As a leader, you must understand that the level of commitment your employees have toward you and the organization, is most greatly influenced by you. Your personal commitment to the success and growth of each team member is the one thing that will do the most to solidify their personal commitment and full engagement in the workplace.

Of all the interactions managers can have with their employees, it’s that personal time, one-on-one, where you provide helpful, informal feedback, which will have the greatest impact on employee performance.

A leader wears many hats. One highly important hat that is worn by every leader is that of an effective coach.

Every established leader can think back and remember a few highly influential people who contributed to their personal and professional growth. Some of this coaching may have been very formal, while most of the key lessons were acquired over time, through day-to-day observation.

Now it’s your turn to provide the same opportunities for your employees. You need to be the coach that they will one day remember as being one of those few leaders who made a positive impact – someone who made a difference in their ability to succeed and effectively lead others.

Healthy and trusting relationships are truly at the core of effective coaching. Take each of your employees one by one; ask yourself what kind of relationship you have with that employee; does he trust you; does he respect you, does he work hard for you?

Be completely honest with yourself - have you created a relationship that is adversarial; does the employee fear you; does he feel that you are unapproachable; does he typically do only what is asked of him, nothing more?

Your ability to coach effectively is greatly impacted based on the quality of the relationships you form with your employees. By no means does this require you to be everyone’s best friend. However, there does need to be a basic level of trust and respect in place in order for coaching to be effective.

Below is a Coaching Self-Assessment tool that you can use to rate yourself opn your effectiveness as a coach.

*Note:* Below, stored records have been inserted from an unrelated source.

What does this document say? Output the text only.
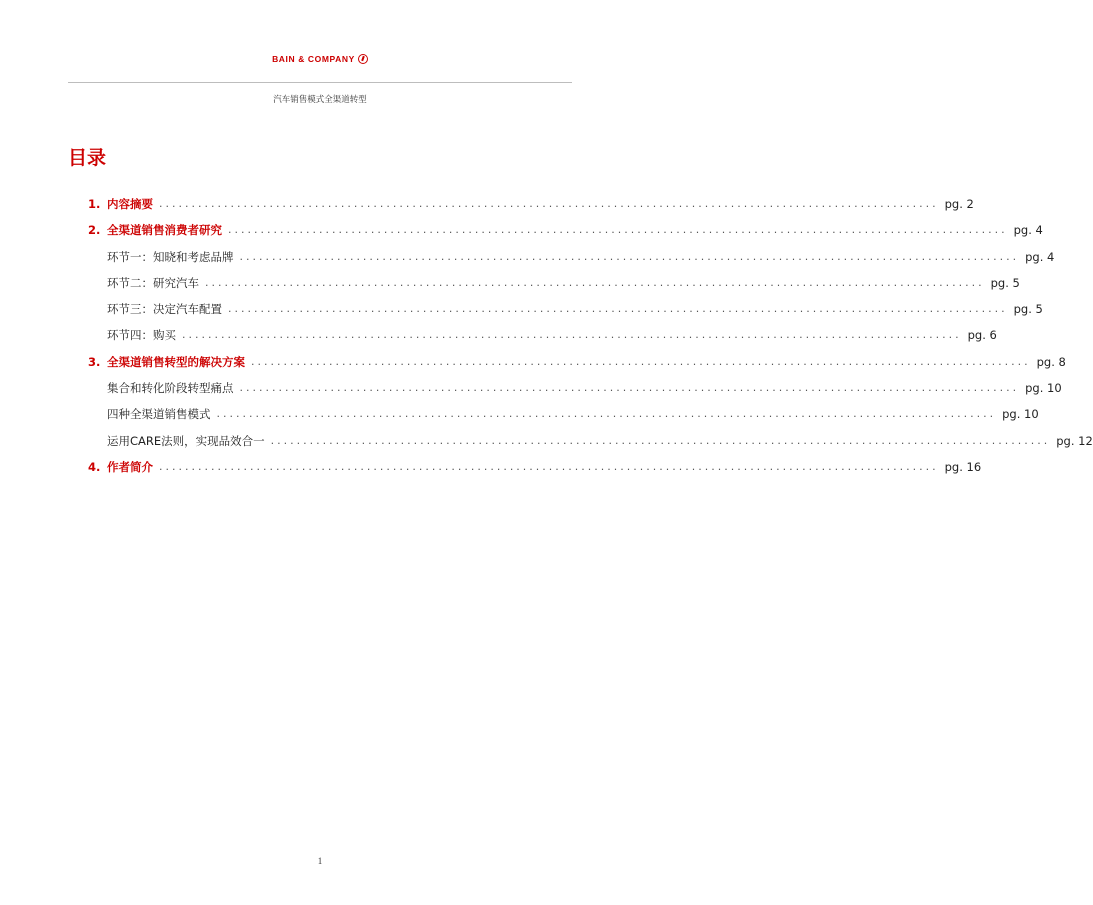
BAIN & COMPANY
汽车销售模式全渠道转型
目录
1. 内容摘要 ........................................................................................................................ pg. 2
2. 全渠道销售消费者研究 ........................................................................................................................ pg. 4
环节一：知晓和考虑品牌 ........................................................................................................................ pg. 4
环节二：研究汽车 ........................................................................................................................ pg. 5
环节三：决定汽车配置 ........................................................................................................................ pg. 5
环节四：购买 ........................................................................................................................ pg. 6
3. 全渠道销售转型的解决方案 ........................................................................................................................ pg. 8
集合和转化阶段转型痛点 ........................................................................................................................ pg. 10
四种全渠道销售模式 ........................................................................................................................ pg. 10
运用CARE法则，实现品效合一 ........................................................................................................................ pg. 12
4. 作者简介 ........................................................................................................................ pg. 16
1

This short list of questions can be used to help you determine areas where you may need to invest additional time; help you initiate a positive conversation with each employee; and to determine what each employee needs from you as his or her coach.

(In each category, rate yourself as either:
Strongly Agree, Agree, or Needs Attention.)

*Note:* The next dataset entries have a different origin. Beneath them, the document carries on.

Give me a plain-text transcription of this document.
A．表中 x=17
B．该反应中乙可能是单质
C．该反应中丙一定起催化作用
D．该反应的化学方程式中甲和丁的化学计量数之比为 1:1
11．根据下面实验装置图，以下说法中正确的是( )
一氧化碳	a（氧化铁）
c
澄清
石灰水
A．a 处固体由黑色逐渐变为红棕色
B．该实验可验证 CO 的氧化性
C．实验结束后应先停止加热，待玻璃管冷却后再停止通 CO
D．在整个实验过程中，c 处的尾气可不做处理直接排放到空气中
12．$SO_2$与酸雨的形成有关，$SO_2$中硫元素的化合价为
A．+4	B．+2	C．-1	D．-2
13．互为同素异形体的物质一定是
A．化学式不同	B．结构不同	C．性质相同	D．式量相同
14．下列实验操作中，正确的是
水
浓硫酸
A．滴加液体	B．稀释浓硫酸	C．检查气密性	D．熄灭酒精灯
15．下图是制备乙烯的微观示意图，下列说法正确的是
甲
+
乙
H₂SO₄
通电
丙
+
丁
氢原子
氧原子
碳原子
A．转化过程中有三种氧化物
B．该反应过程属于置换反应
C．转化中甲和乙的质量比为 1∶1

  1. Teamwork: My employees and I work together side by side. I model the behavior I expect from them. We treat each other with respect. They know my door is open and that I welcome their feedback. We exchange ideas freely for the purpose of creating solutions.
  2. Trust: My employees approach me with issues; they seek me out for advice and they know that I will protect their confidentiality. They know I will be candid with them. They also know I will be supportive, yet at the same time, firm if necessary, in order for our group to achieve our objective. There is a healthy respect for each other present on a daily basis.
  3. Commitment: My employees and I feel a mutual obligation to support each other and to do whatever we can to ensure each others' success. They know I will support them in their setbacks and that I will be the first to applaud their successes.
  4. Accountability: My employees respect the fact that I hold myself accountable, as well as each of my team members, for the results that we collectively achieve. They know that when our results of lacking, I will hold them, and myself, fully accountable to do what is necessary in order to achieve our objectives.
  5. Motivation: My employees are exceptional in their outward display of energy and enthusiasm for the tasks at hand. Our team members are highly motivated to perform well and they know that their efforts will be recognized and rewarded once our goals are achieved.

The above list of questions provide some tremendous insights into how coaching might play a key role toward increasing the overall commitment of your team. Use the information you’ve gained to become a more effective coach and leader.

"Desire is the key to motivation, but it’s determination and commitment to an unrelenting pursuit of your goal – a commitment to excellence - that will enable you to attain the success you seek."